Hunger stalks Haitians left jobless by Covid-19 mitigation measures

By Milo Milfort
Port-au-Prince, Apr 22 (efe-epa).- Jean Maitre, a used shoe salesman and father of seven who was left jobless just over a month ago when the Haitian government introduced a series of restrictions to halt the spread of the novel coronavirus, now finds himself and his family threatened by hunger.
One of dozens of street vendors who until recently had hawked their wares at the market in Carrefour Trois Mains, near Port-au-Prince’s international airport, the 53-year-old said he fears the strict social-distancing measures will affect his food security and very existence.
“To eat, we have to be together. If you have nothing, the person next to you gives you (food),” said this resident of the country’s largest slum, Canaan, a district he says is deprived of government assistance and where large numbers of people live in abject poverty.
A part of the roughly 40 percent of Haiti’s population that suffers from food insecurity, according to figures from the Food and Agriculture Organization of the United Nations (FAO), Maitre has seen his food and economic resources become depleted and is now forced to seek sustenance on the streets.
Haiti’s government issued a decree barring all non-essential economic activities on March 15, prior to the country’s first confirmed coronavirus case. In tandem, it also launched a food-distribution campaign to mitigate hunger in this impoverished Caribbean country.
During the first few weeks of confinement, people ignored social-distancing guidelines and formed long lines in different parts of Port-au-Prince to receive those food packages.
The governmental entity responsible for distributing the aid, the Economic and Social Assistance Fund, sought to rectify that situation by delivering kits door to door, as Efe has observed in Port-au-Prince’s Delmas district.
Authorities also have supplied food to community restaurants in various communes (municipalities) of the capital’s metropolitan area so low-income residents have access to daily hot meals.
The United Nations Office for the Coordination of Humanitarian Affairs in Haiti warned on April 14 that the coronavirus mitigation measures were likely to further increase the prevalence of food insecurity in the country.
Although the crisis response is currently focused on the health sector, the socio-economic impact is expected to be devastating.
“It’s probable that the food crisis will deteriorate along with the spread of Covid-19, which could affect the success of the spring agricultural season,” the FAO’s representative in Haiti, Jose Luis Fernandez, said in a recent statement.
Haiti has suffered galloping inflation since last year, steady currency depreciation, a socio-political crisis that paralyzed the country for more than two months at the end of 2019 and a significant deterioration of public-safety conditions.
The coronavirus response has caused the destruction of thousands of jobs nationwide, while thousands of Haitians living abroad in the Dominican Republic and the United States have been left unemployed for the same reason.
The struggles of Haitian expats could lead to a reduction in remittances, which account for a whopping 35 percent of the country’s gross domestic product (GDP).
“It’s clear that the challenge for the food system in this context is a big one, considering the multiple actors and variables involved,” Fernandez said.

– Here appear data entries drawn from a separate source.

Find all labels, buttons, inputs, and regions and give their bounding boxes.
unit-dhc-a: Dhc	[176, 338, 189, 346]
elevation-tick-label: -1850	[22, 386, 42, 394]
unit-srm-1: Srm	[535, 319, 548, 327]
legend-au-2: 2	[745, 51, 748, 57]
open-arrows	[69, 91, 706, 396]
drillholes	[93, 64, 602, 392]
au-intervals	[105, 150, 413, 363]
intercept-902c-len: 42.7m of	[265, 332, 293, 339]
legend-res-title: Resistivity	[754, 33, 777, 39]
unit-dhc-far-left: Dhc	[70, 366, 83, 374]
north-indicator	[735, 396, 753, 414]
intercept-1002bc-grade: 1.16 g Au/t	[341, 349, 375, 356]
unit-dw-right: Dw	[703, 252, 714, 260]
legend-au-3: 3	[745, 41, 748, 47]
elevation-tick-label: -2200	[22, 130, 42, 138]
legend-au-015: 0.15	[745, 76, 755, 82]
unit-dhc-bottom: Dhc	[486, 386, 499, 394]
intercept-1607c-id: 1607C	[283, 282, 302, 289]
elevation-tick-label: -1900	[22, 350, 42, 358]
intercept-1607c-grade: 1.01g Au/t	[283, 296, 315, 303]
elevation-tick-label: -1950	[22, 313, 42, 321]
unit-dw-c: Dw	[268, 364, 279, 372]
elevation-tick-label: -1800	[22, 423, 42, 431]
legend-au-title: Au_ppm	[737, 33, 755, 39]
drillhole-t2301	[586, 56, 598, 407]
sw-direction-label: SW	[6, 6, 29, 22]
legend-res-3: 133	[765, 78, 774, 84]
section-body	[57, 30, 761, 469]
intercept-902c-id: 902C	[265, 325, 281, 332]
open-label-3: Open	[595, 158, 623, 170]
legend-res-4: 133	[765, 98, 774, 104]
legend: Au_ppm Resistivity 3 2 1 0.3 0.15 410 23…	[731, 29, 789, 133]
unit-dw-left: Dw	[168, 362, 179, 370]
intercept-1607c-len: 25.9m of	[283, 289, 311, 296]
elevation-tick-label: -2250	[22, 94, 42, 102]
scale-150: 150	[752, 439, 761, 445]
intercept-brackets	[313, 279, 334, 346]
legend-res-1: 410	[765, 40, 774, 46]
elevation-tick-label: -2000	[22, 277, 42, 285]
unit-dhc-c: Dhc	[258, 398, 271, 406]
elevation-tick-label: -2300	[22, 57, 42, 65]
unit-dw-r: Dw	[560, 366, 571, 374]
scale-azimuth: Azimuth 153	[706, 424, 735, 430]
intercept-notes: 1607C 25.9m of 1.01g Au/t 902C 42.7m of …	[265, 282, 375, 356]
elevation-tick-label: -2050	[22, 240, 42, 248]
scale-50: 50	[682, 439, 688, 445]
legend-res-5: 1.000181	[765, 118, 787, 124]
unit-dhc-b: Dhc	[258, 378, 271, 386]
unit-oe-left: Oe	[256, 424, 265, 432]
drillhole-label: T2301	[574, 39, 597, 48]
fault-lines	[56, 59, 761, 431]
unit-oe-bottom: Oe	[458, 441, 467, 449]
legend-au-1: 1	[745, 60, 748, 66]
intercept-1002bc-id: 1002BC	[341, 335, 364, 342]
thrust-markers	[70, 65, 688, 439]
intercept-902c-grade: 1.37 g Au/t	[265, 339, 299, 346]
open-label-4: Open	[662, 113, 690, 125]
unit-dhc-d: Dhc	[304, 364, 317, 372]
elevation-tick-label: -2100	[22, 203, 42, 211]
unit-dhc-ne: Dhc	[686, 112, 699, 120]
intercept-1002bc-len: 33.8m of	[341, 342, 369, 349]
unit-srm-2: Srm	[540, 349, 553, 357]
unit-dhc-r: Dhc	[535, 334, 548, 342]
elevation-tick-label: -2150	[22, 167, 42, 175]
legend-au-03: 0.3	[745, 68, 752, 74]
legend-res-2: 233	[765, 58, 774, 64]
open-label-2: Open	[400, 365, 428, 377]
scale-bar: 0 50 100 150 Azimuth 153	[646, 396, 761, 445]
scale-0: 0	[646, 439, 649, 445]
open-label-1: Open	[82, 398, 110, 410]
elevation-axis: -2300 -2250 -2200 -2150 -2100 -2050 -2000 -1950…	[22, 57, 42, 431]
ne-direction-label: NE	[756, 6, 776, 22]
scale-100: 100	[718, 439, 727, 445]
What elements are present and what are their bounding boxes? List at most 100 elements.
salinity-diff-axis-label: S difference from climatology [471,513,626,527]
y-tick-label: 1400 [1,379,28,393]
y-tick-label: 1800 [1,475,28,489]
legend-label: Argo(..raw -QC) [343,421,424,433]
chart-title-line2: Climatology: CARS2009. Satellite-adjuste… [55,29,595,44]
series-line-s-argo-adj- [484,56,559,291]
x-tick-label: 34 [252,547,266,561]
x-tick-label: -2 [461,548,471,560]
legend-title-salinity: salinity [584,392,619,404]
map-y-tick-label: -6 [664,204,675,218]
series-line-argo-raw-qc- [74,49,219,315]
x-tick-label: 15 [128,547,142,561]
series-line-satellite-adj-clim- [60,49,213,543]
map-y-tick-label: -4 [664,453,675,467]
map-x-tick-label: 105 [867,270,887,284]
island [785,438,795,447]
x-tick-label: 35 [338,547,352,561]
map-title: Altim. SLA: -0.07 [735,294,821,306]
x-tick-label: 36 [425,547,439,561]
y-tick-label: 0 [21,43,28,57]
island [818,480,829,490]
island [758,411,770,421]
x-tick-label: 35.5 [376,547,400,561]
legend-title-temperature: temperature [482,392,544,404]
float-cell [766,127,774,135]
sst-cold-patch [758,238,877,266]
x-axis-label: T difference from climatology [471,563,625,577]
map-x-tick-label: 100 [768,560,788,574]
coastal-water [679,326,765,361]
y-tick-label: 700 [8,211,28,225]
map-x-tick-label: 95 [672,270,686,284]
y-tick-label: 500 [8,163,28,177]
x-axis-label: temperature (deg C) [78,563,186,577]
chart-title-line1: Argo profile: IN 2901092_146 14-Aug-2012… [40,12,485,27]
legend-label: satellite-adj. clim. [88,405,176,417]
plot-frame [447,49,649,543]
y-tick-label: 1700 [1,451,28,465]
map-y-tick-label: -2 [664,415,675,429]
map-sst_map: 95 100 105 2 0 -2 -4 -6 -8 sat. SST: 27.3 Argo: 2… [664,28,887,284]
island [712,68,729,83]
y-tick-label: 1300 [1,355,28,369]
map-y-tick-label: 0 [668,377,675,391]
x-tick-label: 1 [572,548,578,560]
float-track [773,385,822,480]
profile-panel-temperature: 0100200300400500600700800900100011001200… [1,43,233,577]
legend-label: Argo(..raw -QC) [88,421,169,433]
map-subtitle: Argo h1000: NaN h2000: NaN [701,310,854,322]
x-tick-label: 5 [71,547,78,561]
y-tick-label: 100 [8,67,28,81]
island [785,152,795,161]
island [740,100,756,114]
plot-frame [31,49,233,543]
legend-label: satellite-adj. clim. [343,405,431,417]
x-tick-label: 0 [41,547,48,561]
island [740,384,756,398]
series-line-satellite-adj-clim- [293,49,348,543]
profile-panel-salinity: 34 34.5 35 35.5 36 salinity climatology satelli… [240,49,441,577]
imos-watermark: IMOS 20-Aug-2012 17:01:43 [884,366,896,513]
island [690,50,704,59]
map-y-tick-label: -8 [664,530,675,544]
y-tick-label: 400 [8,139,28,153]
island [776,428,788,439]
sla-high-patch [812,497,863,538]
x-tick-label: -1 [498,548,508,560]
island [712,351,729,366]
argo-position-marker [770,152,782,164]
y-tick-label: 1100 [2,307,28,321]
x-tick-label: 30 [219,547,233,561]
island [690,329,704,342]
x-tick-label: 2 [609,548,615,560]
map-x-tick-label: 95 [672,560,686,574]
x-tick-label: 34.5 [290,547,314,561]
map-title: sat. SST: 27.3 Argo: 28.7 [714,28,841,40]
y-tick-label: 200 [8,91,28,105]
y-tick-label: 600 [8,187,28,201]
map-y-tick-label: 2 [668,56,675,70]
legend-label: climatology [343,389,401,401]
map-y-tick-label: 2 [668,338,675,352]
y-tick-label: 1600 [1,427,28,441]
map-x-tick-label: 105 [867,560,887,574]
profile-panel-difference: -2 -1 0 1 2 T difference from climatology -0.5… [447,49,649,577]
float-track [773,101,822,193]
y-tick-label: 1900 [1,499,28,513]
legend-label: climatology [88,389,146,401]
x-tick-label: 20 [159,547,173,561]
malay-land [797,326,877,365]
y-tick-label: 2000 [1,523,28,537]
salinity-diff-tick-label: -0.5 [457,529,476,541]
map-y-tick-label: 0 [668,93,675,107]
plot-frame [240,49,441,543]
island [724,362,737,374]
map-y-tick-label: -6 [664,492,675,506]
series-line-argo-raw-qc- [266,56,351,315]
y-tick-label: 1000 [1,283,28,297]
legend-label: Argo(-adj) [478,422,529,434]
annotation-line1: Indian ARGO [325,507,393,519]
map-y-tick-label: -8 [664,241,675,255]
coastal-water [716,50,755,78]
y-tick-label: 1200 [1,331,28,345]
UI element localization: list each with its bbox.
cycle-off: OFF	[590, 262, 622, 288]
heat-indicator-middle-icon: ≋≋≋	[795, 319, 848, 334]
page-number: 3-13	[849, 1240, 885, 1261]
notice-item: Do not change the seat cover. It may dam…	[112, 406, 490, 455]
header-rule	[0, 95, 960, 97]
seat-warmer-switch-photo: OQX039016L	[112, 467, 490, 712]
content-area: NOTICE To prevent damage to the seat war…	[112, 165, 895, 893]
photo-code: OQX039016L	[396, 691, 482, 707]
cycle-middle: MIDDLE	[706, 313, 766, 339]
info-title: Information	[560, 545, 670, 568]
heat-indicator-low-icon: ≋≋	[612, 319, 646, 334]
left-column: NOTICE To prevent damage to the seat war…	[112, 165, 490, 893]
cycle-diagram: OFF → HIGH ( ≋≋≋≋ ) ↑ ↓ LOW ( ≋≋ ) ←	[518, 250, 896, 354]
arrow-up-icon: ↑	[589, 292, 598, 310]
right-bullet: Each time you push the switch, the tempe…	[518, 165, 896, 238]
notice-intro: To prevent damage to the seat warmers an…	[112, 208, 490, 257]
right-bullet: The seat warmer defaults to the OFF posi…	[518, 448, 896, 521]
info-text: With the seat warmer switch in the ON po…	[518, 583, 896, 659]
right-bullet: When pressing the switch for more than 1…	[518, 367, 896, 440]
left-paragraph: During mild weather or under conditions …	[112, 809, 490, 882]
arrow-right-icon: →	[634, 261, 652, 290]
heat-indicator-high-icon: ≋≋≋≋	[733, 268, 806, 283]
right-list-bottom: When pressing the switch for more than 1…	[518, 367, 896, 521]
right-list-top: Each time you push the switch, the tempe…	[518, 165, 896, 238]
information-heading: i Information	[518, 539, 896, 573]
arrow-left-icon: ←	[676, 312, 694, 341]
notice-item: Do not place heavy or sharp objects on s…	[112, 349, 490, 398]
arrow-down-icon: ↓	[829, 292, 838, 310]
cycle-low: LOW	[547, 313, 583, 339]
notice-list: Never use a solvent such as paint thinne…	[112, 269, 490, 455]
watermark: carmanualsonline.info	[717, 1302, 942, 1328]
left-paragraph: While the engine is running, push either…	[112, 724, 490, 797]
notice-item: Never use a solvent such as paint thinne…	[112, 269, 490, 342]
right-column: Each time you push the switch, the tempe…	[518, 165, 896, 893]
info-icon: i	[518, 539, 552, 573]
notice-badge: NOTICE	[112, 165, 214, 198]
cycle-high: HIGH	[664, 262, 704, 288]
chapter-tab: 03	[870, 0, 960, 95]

Separately, the non-governmental organization Mercy Corps warned in a press release Monday that it has detected limits on people obtaining seeds and other agricultural inputs in markets and challenges transporting and getting food and hygiene products at affordable costs in urban markets due to the coronavirus prevention measures.
“Halting agricultural production in an effort to contain the spread of coronavirus could increase hunger through June and may prove more deadly than the virus itself,” Mercy Corps’ Haiti country director, Justin Colvard, said in a statement.
Haiti’s pressing economic needs prompted the government to allow textile plants to reopen at the start of this week.
Meanwhile, the slow rise in the number of infections is encouraging.